Microsoft Previews Office 2016, Azure IoT, CRM at Convergence 2015

“We are at the dawn of a new generation of business systems,” Microsoft CEO Satya Nadella said in his keynote to kick off Microsoft’s 2015 Convergence Conference, “with unlimited computing capacity in the cloud.”

Microsoft’s cloud, and the systems of intelligence it supports in empowering people and organizations to improve their business processes, was at the core of the keynote presentation that spanned many of Microsoft’s products, customers and industry projections.  

The Internet of Things was prominently featured, both as a trend and the driver of Microsoft’s new Azure IoT Suite, unveiled as an evolution from the Azure Intelligent Systems Service introduced last April and available for preview later this year.

By uniting a variety of Azure services, the Suite will operate as the core infrastructure for customers and partners to build out SaaS solutions. Using Azure capabilities, the offering will leverage all connected devices and assets to capture data, integrate and orchestrate that data, and then manage, analyze and present it as usable information.

“We’re going to have 26 billion internet-connected devices by 2019,” Nadella explained. “With the explosion of devices comes explosion of data,” eventually amounting to 44 zettabytes of data in the cloud.

“Devices will come and go, but the most interesting thing is the data being collected,” Nadella continued, explaining that one of Microsoft’s biggest insights, internally, is the ratio of monthly active product usage to daily usage, revealing overall intensity of usage.

With this customer feedback in mind, Microsoft announced the IT professional and developer preview of Office 2016 for the Windows desktop.
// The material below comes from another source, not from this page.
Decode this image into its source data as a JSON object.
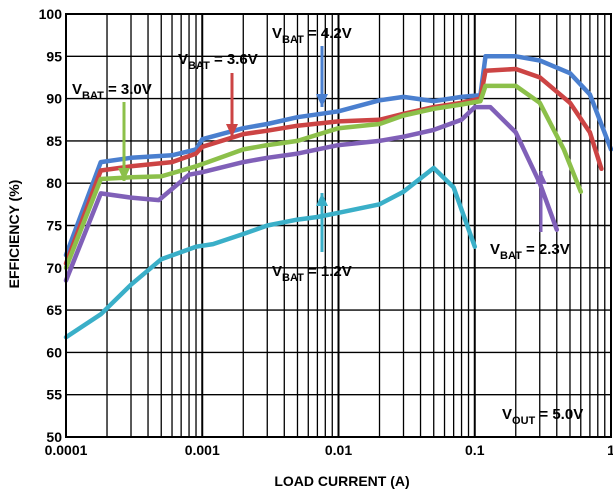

The early build will be available for commercial Office 365 customers to test, with new features delivered through monthly updates.
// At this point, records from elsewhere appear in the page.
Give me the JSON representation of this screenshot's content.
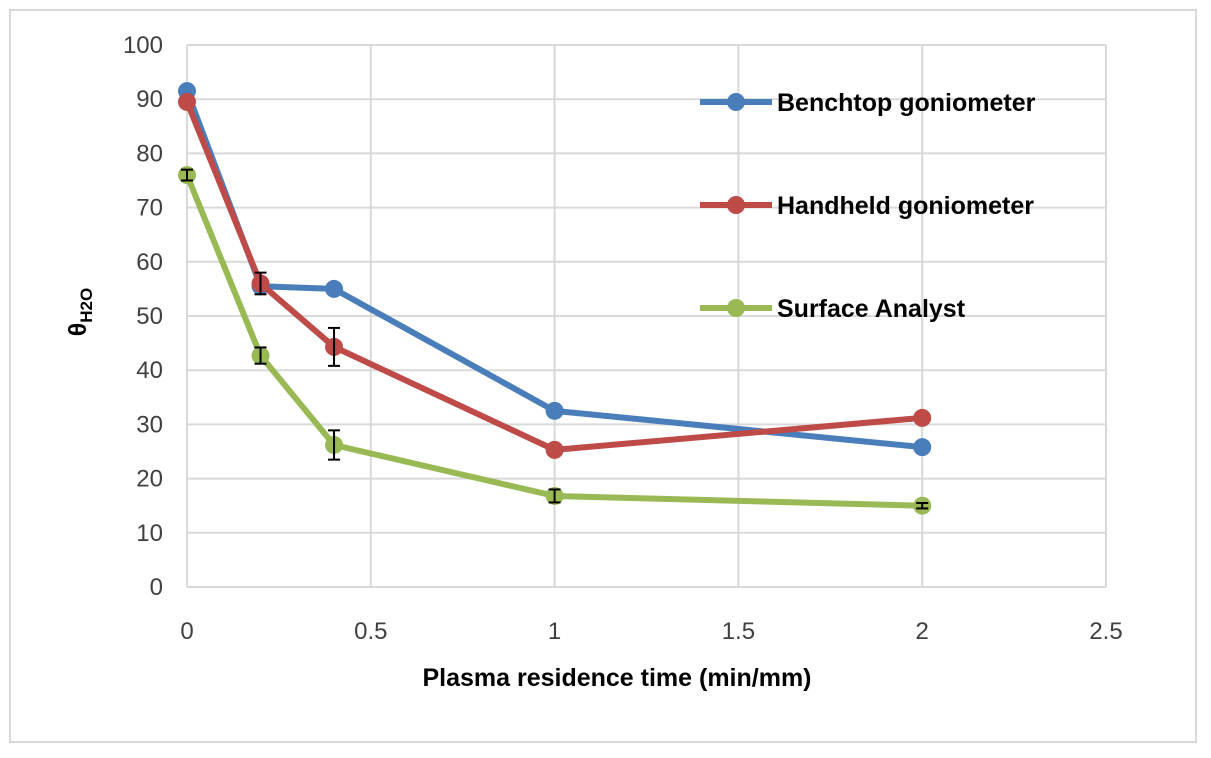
{
  "chart_data": {
    "type": "line",
    "xlabel": "Plasma residence time (min/mm)",
    "ylabel_main": "θ",
    "ylabel_sub": "H2O",
    "xlim": [
      0,
      2.5
    ],
    "ylim": [
      0,
      100
    ],
    "xticks": [
      "0",
      "0.5",
      "1",
      "1.5",
      "2",
      "2.5"
    ],
    "yticks": [
      "0",
      "10",
      "20",
      "30",
      "40",
      "50",
      "60",
      "70",
      "80",
      "90",
      "100"
    ],
    "grid": true,
    "legend": "right",
    "series": [
      {
        "name": "Benchtop goniometer",
        "color": "#4a7ebb",
        "x": [
          0,
          0.2,
          0.4,
          1,
          2
        ],
        "y": [
          91.5,
          55.5,
          55,
          32.5,
          25.8
        ],
        "err": [
          0,
          0,
          0,
          0,
          0
        ]
      },
      {
        "name": "Handheld goniometer",
        "color": "#be4b48",
        "x": [
          0,
          0.2,
          0.4,
          1,
          2
        ],
        "y": [
          89.5,
          56,
          44.3,
          25.3,
          31.2
        ],
        "err": [
          0,
          2,
          3.5,
          0,
          0
        ]
      },
      {
        "name": "Surface Analyst",
        "color": "#98b954",
        "x": [
          0,
          0.2,
          0.4,
          1,
          2
        ],
        "y": [
          76,
          42.7,
          26.2,
          16.8,
          15
        ],
        "err": [
          1,
          1.5,
          2.7,
          1.2,
          0.5
        ]
      }
    ]
  }
}
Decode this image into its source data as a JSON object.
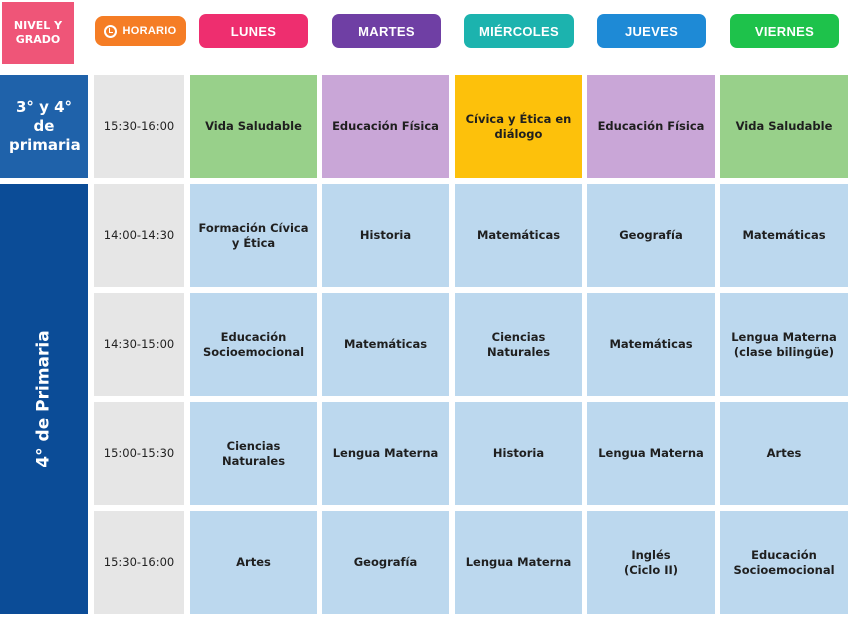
{
  "header": {
    "nivel": "NIVEL Y GRADO",
    "horario": "HORARIO",
    "days": [
      {
        "label": "LUNES",
        "color": "#ee2e6f"
      },
      {
        "label": "MARTES",
        "color": "#6f3fa4"
      },
      {
        "label": "MIÉRCOLES",
        "color": "#1cb3ae"
      },
      {
        "label": "JUEVES",
        "color": "#1e8ad6"
      },
      {
        "label": "VIERNES",
        "color": "#1ec24b"
      }
    ]
  },
  "grades": [
    {
      "label": "3° y 4° de primaria"
    },
    {
      "label": "4° de Primaria"
    }
  ],
  "rows": [
    {
      "time": "15:30-16:00",
      "cells": [
        "Vida Saludable",
        "Educación Física",
        "Cívica y Ética en diálogo",
        "Educación Física",
        "Vida Saludable"
      ]
    },
    {
      "time": "14:00-14:30",
      "cells": [
        "Formación Cívica y Ética",
        "Historia",
        "Matemáticas",
        "Geografía",
        "Matemáticas"
      ]
    },
    {
      "time": "14:30-15:00",
      "cells": [
        "Educación Socioemocional",
        "Matemáticas",
        "Ciencias Naturales",
        "Matemáticas",
        "Lengua Materna (clase bilingüe)"
      ]
    },
    {
      "time": "15:00-15:30",
      "cells": [
        "Ciencias Naturales",
        "Lengua Materna",
        "Historia",
        "Lengua Materna",
        "Artes"
      ]
    },
    {
      "time": "15:30-16:00",
      "cells": [
        "Artes",
        "Geografía",
        "Lengua Materna",
        "Inglés (Ciclo II)",
        "Educación Socioemocional"
      ]
    }
  ]
}
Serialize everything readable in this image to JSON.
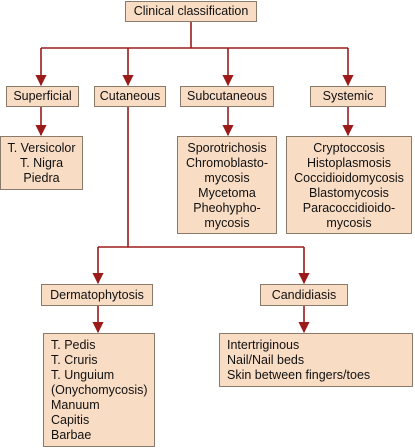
{
  "root": "Clinical classification",
  "categories": {
    "superficial": {
      "label": "Superficial",
      "items": [
        "T. Versicolor",
        "T. Nigra",
        "Piedra"
      ]
    },
    "cutaneous": {
      "label": "Cutaneous"
    },
    "subcutaneous": {
      "label": "Subcutaneous",
      "items": [
        "Sporotrichosis",
        "Chromoblasto-",
        "mycosis",
        "Mycetoma",
        "Pheohypho-",
        "mycosis"
      ]
    },
    "systemic": {
      "label": "Systemic",
      "items": [
        "Cryptoccosis",
        "Histoplasmosis",
        "Coccidioidomycosis",
        "Blastomycosis",
        "Paracoccidioido-",
        "mycosis"
      ]
    }
  },
  "cutaneous_types": {
    "dermatophytosis": {
      "label": "Dermatophytosis",
      "items": [
        "T. Pedis",
        "T. Cruris",
        "T. Unguium",
        "(Onychomycosis)",
        "Manuum",
        "Capitis",
        "Barbae"
      ]
    },
    "candidiasis": {
      "label": "Candidiasis",
      "items": [
        "Intertriginous",
        "Nail/Nail beds",
        "Skin between fingers/toes"
      ]
    }
  },
  "colors": {
    "box_fill": "#f9dcc4",
    "box_border": "#8a7a6a",
    "connector": "#9b1b1b"
  }
}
The presentation also briefly touched on the Spring ’15 release of Microsoft Dynamics CRM, which will be enhanced in the areas of: productivity, social, mobility, analytics and knowledge.

That announcement shared stage time with a flurry of other demonstrations, reflecting Convergence’s shift to a broader audience of 12,000 customers this year, marking it as the biggest conference yet.

“Traditionally, Convergence was a focused event for Dynamics,” explained Judson Althoff, president of Microsoft North America, during a press briefing. “It has been expanded to be inclusive of all our innovations.”

That includes the new Surface Hub, introduced in January and given a lengthy keynote demonstration by general manager Julia White. The collaboration device, available later this year, was built to modernize meetings with its large digital canvas that has advanced touch capabilities and integrates Microsoft Office apps Word, Excel, PowerPoint, OneNote whiteboard and Skype for Business.

Skype for Business, a replacement for Micrsoft’s Lync communications tool for businesses, was also launched in test version and will be made generally available in April. Additionally, Microsoft announced the preview of business analytics service Power BI, along with the roll out of productivity tool Office Delve to eligible Office 365 customers.

As part of the Office 2016 preview, the new Microsoft Outlook was also highlighted. White demonstrated Outlook's new intuitive and collaborative attachment abilities, enabling users to select the most recently used documents across the Office suite and send them as links to be opened rather than physical attachments.

The integrated, collaborative nature of Microsoft’s many products are a necessity of today’s environment, according to Kirill Tatarinov, executive vice president of Microsoft Business Solutions.

“Data culture enables this completely new level of transparency,” he said. “Data [previously] locked in the deep cellars of the enterprise can be available to everybody.”

This information is especially critical for the back office, Tatarinov said, with predictive data an “imperative for people in finance.”

With transparency comes greater responsibility, of course, which Nadella touched on in explaining that “increasingly, the issue of our times is going to be privacy, and how you and as an organization are in control of the data that is being used.”

This will be bolstered by Microsoft’s cloud, he continued.

“We are building this intelligent cloud, with the richness of the cloud infrastructure and complexities and diversities of different industries. We want to build the most comprehensive cloud infrastructure to support hybrid computing in its purist form [providing flexibility for the customer] and thinking about empowering the individual, organizations and industries.”